Drugie pytanie, nie mniej ważne, dotyczy rat. Znając przebiegłość wypłacających kasę, może się zdarzyć, ze system rat jest progresywny, czyli raty nie są równe, tylko rosną z każdą następną, czyli te początkowe mogą się okazać całkiem malutkie. To rodzi kolejne pytanie: co się stanie jeśli szczęściara umrze w tzw. międzyczasie (nie, żebym źle życzył tej pani, mówię hipotetycznie, chociaż koniec końców na każdego przyjdzie jego koniec). Czy pozostałość jest dziedziczona, jeśli tak, to ile z tego zabiorą i w ilu ratach wypłacą? Na szczęście, jak napisano, posiadaczką losu jest młoda kobieta. Młoda - to pojęcie względne, a trzydzieści lat to jednak kawał czasu.

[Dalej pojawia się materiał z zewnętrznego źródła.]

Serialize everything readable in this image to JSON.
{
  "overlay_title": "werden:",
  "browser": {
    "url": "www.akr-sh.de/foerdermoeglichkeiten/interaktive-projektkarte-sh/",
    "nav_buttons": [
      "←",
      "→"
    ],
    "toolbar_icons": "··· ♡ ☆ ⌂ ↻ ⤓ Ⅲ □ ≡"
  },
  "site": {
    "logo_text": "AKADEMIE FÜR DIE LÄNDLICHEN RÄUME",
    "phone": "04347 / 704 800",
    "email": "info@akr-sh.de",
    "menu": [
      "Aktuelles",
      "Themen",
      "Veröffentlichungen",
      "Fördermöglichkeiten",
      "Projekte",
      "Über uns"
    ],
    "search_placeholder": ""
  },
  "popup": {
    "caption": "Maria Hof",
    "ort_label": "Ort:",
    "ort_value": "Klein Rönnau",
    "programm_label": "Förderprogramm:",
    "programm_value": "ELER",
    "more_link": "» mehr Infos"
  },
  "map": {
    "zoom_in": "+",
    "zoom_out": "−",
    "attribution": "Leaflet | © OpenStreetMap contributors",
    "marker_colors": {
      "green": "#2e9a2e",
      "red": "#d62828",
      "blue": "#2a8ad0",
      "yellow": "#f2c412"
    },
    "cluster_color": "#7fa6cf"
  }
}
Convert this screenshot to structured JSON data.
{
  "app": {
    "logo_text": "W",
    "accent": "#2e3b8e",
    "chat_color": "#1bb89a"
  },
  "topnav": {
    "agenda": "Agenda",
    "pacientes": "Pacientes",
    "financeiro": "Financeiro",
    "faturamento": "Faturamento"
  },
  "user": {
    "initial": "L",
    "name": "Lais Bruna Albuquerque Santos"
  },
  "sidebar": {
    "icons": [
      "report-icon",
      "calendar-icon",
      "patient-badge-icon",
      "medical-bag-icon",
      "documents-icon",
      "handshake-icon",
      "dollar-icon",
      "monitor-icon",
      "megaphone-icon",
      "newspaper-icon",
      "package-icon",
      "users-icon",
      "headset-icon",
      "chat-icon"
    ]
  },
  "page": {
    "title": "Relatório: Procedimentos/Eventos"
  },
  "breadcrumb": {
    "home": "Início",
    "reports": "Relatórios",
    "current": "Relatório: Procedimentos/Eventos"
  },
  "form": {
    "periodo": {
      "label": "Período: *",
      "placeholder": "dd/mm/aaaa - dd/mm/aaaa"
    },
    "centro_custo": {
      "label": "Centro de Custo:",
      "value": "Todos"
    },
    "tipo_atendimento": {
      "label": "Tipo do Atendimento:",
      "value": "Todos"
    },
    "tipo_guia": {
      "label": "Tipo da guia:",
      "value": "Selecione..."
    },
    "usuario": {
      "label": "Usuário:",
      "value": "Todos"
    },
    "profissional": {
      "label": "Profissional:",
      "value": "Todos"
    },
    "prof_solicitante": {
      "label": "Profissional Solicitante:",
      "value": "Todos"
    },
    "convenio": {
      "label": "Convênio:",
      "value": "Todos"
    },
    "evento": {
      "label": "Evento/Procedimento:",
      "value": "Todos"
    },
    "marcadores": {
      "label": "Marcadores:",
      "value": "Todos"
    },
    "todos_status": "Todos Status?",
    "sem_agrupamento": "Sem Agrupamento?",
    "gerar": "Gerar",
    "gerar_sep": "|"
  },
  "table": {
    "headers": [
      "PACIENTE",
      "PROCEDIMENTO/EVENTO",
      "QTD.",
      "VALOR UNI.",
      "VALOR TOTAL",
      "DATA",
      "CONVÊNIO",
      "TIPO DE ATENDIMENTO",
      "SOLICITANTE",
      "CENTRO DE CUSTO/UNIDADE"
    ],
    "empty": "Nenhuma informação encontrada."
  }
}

Na zakończenie artykułu podano wylosowane numerki, chyba żeby rozbudzić emocje i wyobraźnię czytelników, że niby to nie było takie trudne, że niby dla każdego miliard był w zasięgu ręki z długopisem - wersja tradycyjna z kuponem papierowym, lub ręki z klawiaturą komputera lub smartfona - wersja nowoczesna; praktyczny pożytek z tej informacji dla graczy jest taki, żeby nie skreślać tych cyfr, bo prawdopodobieństwo ponownego ich wylosowania w takim porządku nie jest wielkie.
Zastanawiam się, jak ja bym zareagował, najpierw na to, że wygrałem miliard, a potem, że tylko trochę ponad połowę miliarda (53%). Gdybym był robotem i zamiast mózgu miał procesor, a zamiast uczuć pamięć RAM, to szok po pierwszej wiadomości powinien zostać złagodzony tą drugą. Ja jednak cały czas jestem homo sapiens i mimo że sprawa nie dotyczy mnie osobiście, o mojej reakcji można wszystko powiedzieć, tylko nie to, że była łagodna.
Kiedyś, za czasów ZSRR, było takie powiedzenie, "zysk jak w ruskim banku". Chodziło o to, że jeżeli ktoś wpłacił sto rubli do banku, to wypłacił też sto, bez względu na okres "oszczędzania/inwestowania"*. Ja bym utworzył inne hasło, "...jak w amerykańskiej loterii" - tu dostajesz połowę.
Wszyscy nas ostrzegają, żeby przed podpisaniem jakiejkolwiek umowy czytać to, co jest napisane małym drukiem. A ile osób czyta regulamin loterii, pisany zwykłymi literami, przed wypełnieniem kuponu?
Ktoś powie, że mając pół miliarda dolców w kieszeni da się radę jakoś wyżyć. Tak, ale tu chodzi o zasadę, o prawdę, a nie pozory, reklamę i ładne opakowanie. A co, jeśli wszystko co amerykańskie i ogólnie nowoczesno-cywilizacyjne jest tylko w połowie prawdziwe?
* - teraz oprocentowanie lokat też nie rzuca na kolana. Sprawdziłem tak na szybko w pewnym polskim banku - wszystkie lokaty od 3 do 24 miesięcy z taką samą stawką 0,01% (słownie: zero przecinek zero jeden) minus oczywiście podatek. No ale wtedy inflacja była ździebko większa.